The post-refactor `ari-core/ari/` package is organised in five layers
to minimise coupling.  See `CONTRIBUTING.md` for the design discipline
that keeps the layering intact.

| Layer | Subpackage | Owns |
|---|---|---|
| 0 — primitives | `paths`, `checkpoint`, `_deprecation`, `cost_tracker`, `pidfile`, `lineage`, `env_detect`, `schemas`, `configs`, `prompts`, `protocols` | Path resolution, deprecation warnings, cost tracking, prompt/config loaders, structural protocols.
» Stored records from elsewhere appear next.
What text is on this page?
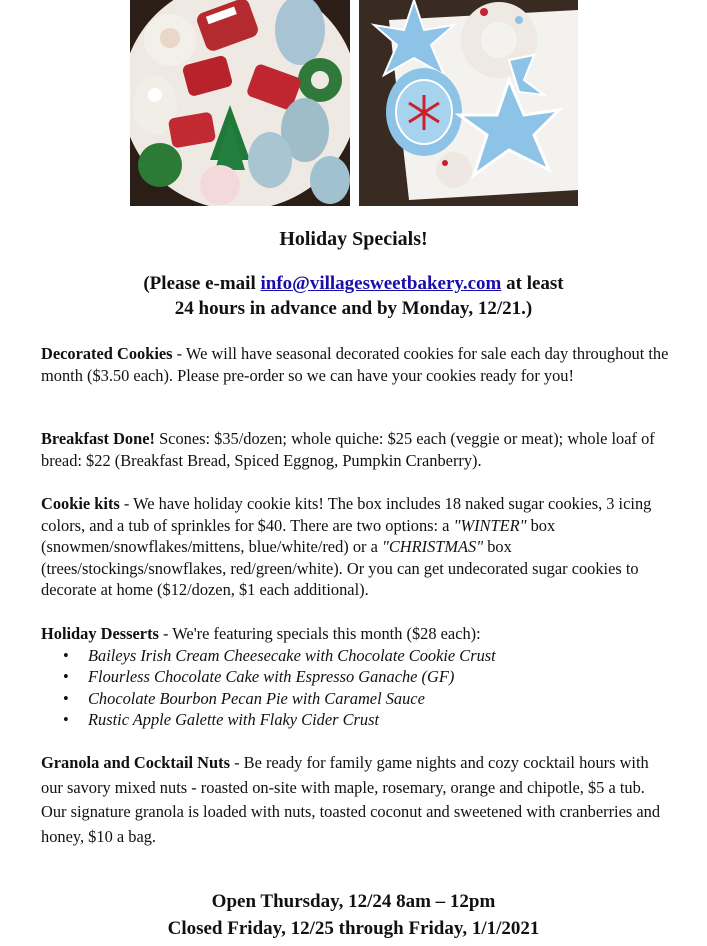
Holiday Specials!
(Please e-mail info@villagesweetbakery.com at least
24 hours in advance and by Monday, 12/21.)
Decorated Cookies - We will have seasonal decorated cookies for sale each day throughout the month ($3.50 each). Please pre-order so we can have your cookies ready for you!
Breakfast Done! Scones: $35/dozen; whole quiche: $25 each (veggie or meat); whole loaf of bread: $22 (Breakfast Bread, Spiced Eggnog, Pumpkin Cranberry).
Cookie kits - We have holiday cookie kits! The box includes 18 naked sugar cookies, 3 icing colors, and a tub of sprinkles for $40. There are two options: a "WINTER" box (snowmen/snowflakes/mittens, blue/white/red) or a "CHRISTMAS" box (trees/stockings/snowflakes, red/green/white). Or you can get undecorated sugar cookies to decorate at home ($12/dozen, $1 each additional).
Holiday Desserts - We're featuring specials this month ($28 each):
• Baileys Irish Cream Cheesecake with Chocolate Cookie Crust
• Flourless Chocolate Cake with Espresso Ganache (GF)
• Chocolate Bourbon Pecan Pie with Caramel Sauce
• Rustic Apple Galette with Flaky Cider Crust
Granola and Cocktail Nuts - Be ready for family game nights and cozy cocktail hours with our savory mixed nuts - roasted on-site with maple, rosemary, orange and chipotle, $5 a tub. Our signature granola is loaded with nuts, toasted coconut and sweetened with cranberries and honey, $10 a bag.
Open Thursday, 12/24 8am – 12pm
Closed Friday, 12/25 through Friday, 1/1/2021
No internal ARI deps. |
| 1 — domain models | `llm`, `mcp`, `memory`, `clone`, `publish`, `evaluator`, `orchestrator/node`, `orchestrator/scheduler`, `orchestrator/node_selection` | Data models + thin wrappers over upstream libs (litellm, MCP, Letta). |
| 2 — orchestrator | `orchestrator/{bfts, lineage_decision, node_report, root_idea_selector}` | BFTS exploration, lineage-decision LLM hook, per-node reports. |
| 3 — agent | `agent/{loop, react_driver, workflow, message_utils, tool_manager, guidance, run_env}` | ReAct execution + experiment-specific WorkflowHints injection. |
| 4 — pipeline | `pipeline/{__init__, experiment_md, yaml_loader, stage_control, context_builder, stage_runner, orchestrator}` | YAML-driven stage runner, paper-pipeline glue. |
| 5 — entry points | `cli/{__init__, run, projects, commands, bfts_loop, lineage, migrate}`, `cli_ear`, `viz/*`, `registry/*`, `public/*` | Typer CLI, viz HTTP server, registry FastAPI, public re-export layer for skills. |

Migration code (`migrations/v05_to_v07/*`) lives outside the layers
and will be deleted in v1.0.  Skills must only import from `ari.public.*`
— the boundary CI in `ari-core/tests/test_public_api_boundary.py`
enforces this on every PR.

Shared cross-layer Protocols live in `ari/protocols/` (canonical
implementations: `Evaluator`, `PromptLoader`, `ConfigLoader`).